A forecastle is the portion of a ship located ahead of the tallest mast, or mainmast; it generally holds the sailors' quarters. A sterncastle (or aft-castle) is the upper portion of the sailing deck located behind a short mast, or mizzenmast. In pirate times, it was generally used for guns and as an onboard “fortress” from which pirates could defend the ship if necessary.

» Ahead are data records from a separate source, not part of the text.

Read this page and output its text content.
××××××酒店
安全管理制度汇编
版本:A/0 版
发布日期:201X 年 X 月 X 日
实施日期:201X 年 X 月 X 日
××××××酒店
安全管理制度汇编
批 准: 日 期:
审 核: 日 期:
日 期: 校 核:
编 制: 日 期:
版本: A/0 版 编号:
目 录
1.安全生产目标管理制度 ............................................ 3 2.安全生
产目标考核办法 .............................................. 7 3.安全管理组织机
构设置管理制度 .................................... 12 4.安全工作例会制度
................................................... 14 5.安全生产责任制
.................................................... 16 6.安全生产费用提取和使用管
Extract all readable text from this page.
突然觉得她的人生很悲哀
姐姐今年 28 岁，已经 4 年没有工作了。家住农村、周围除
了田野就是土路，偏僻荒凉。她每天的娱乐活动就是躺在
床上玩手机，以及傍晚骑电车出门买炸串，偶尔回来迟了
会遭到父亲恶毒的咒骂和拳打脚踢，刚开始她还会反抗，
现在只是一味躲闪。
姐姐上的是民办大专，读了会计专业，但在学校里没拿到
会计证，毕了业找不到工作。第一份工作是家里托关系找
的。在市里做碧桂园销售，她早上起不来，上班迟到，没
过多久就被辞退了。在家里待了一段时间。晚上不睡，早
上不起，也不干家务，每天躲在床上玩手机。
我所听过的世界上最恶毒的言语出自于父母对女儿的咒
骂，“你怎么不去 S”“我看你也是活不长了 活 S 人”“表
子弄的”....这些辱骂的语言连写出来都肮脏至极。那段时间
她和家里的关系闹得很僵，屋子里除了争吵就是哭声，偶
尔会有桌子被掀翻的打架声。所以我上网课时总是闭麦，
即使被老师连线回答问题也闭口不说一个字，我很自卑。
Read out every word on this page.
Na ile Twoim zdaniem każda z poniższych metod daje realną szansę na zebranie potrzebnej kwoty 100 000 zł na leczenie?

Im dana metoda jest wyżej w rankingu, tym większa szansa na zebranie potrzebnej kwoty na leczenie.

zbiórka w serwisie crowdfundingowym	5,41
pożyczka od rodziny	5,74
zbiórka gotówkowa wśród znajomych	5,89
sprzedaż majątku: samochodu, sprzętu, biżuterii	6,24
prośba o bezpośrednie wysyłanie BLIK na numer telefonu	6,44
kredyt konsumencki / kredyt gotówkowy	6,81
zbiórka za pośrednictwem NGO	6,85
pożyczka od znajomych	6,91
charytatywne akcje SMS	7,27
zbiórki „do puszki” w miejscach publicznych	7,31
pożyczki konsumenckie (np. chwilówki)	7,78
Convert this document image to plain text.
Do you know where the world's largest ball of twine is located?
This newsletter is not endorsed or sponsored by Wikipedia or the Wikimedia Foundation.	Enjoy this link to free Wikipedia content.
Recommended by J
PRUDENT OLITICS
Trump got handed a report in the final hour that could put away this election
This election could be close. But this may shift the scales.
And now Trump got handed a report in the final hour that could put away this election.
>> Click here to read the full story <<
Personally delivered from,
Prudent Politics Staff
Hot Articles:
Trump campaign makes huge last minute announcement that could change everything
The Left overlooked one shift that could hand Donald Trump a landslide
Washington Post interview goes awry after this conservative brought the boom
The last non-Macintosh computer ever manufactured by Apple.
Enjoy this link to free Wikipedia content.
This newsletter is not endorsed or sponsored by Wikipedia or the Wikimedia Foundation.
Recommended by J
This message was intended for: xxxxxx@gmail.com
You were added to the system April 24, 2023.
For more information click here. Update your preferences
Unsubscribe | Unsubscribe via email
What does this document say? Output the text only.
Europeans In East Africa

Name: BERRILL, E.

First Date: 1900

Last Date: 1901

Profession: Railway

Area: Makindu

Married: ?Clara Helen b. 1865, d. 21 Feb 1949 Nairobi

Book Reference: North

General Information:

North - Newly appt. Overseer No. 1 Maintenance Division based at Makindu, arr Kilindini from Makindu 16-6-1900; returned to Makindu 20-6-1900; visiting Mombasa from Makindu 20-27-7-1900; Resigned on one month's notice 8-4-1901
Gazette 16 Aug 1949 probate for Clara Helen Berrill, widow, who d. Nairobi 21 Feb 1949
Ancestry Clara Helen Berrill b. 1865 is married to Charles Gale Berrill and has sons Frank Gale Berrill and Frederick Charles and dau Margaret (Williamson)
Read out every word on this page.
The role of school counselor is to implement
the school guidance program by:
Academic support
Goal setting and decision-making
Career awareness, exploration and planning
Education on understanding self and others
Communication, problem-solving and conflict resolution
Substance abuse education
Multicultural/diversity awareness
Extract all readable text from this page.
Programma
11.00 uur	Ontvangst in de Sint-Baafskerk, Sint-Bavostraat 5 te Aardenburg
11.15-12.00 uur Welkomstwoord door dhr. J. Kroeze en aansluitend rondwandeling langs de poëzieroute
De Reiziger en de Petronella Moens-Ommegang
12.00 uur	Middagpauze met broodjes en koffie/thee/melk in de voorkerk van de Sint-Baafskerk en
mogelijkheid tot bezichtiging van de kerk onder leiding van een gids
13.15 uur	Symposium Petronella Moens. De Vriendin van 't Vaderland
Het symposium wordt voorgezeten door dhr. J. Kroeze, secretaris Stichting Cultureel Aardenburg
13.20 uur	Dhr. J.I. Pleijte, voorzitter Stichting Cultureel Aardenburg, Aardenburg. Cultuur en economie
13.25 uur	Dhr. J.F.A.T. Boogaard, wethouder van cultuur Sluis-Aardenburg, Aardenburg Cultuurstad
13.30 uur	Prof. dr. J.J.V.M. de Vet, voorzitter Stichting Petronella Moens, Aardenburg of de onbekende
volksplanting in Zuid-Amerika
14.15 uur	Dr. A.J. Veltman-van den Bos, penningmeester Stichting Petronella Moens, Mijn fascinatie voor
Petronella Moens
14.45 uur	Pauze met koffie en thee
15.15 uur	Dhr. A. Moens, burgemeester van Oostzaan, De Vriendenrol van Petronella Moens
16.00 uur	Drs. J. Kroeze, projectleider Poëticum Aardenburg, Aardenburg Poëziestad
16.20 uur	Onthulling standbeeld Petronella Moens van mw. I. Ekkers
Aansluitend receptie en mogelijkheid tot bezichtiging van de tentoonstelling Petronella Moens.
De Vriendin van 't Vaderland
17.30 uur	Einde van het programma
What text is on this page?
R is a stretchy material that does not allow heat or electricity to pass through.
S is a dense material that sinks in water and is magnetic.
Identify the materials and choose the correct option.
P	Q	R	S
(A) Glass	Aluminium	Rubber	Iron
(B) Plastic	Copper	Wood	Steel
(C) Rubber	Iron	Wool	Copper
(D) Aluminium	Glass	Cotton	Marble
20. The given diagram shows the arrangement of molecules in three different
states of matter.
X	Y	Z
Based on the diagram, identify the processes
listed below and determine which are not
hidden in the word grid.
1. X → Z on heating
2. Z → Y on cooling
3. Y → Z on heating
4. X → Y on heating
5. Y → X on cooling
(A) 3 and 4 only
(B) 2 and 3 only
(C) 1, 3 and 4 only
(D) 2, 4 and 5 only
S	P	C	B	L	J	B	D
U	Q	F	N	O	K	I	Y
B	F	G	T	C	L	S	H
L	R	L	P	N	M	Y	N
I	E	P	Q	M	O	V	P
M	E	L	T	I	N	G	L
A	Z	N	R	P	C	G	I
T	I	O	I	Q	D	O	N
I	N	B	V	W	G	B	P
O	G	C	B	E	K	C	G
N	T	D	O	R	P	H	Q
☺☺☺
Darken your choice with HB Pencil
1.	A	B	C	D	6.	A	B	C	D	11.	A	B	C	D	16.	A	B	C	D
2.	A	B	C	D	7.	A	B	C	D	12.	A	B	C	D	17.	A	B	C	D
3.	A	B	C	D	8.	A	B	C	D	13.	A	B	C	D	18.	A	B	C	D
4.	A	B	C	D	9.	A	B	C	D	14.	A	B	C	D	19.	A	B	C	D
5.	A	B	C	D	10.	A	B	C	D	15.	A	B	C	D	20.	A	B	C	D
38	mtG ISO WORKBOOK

When the English privateers arrived on the pirate scene in the sixteenth century, they boasted their own style of galleon. Moving back toward the faster, lighter carracks, the English galleons were quicker and more maneuverable than their Spanish counterparts. They were designed to be sleeker, with lowered forecastles and a longer hull. The longer and lower hull made the vessel much more stable in the water, as did the squared-off stern on the ship. Each galleon had three to five masts, and they were powered entirely by sail. Unlike the carracks, which tended to weigh around 1,000 tons, these galleons were closer to 500 tons. They were designed to be heavily armed, often with cannons mounted on wheels for ease of aim, and became not only the favored ship of English privateers but the flagships of the Royal Navy as well.
Masts and Sails
A ship's masts are the poles that hold the sails, and they're named according to their position, moving from front to back, or bow to stern. Until the twentieth century, masts were made of spars, round poles constructed from straight tree trunks. For taller masts, two or three spars would be bound together. The foremast comes first, followed by the mainmast, which as the tallest mast was usually located near the center of the vessel. The mizzenmast is typically the shortest mast, and in all but the largest sailing ships is the mast farthest from the bow. Each mast would be rigged with sails designed to catch the wind and move the ship.
Different types of rigging, or ropes and lashings, would be used for different purposes, and masts on the same ship could have different types of rigging. Square-rigged sails are rectangular sails draped from horizontal bars called yards, or yardarms, which are attached to the mast. If a vessel was fore-and-aft rigged it meant the sails were lined up with the hull, rather than being set at right angles to the hull as when they were square-rigged. When a ship was lanteen-rigged, it had triangular sails that were set on a yardarm at a forty-five-degree angle to the mast.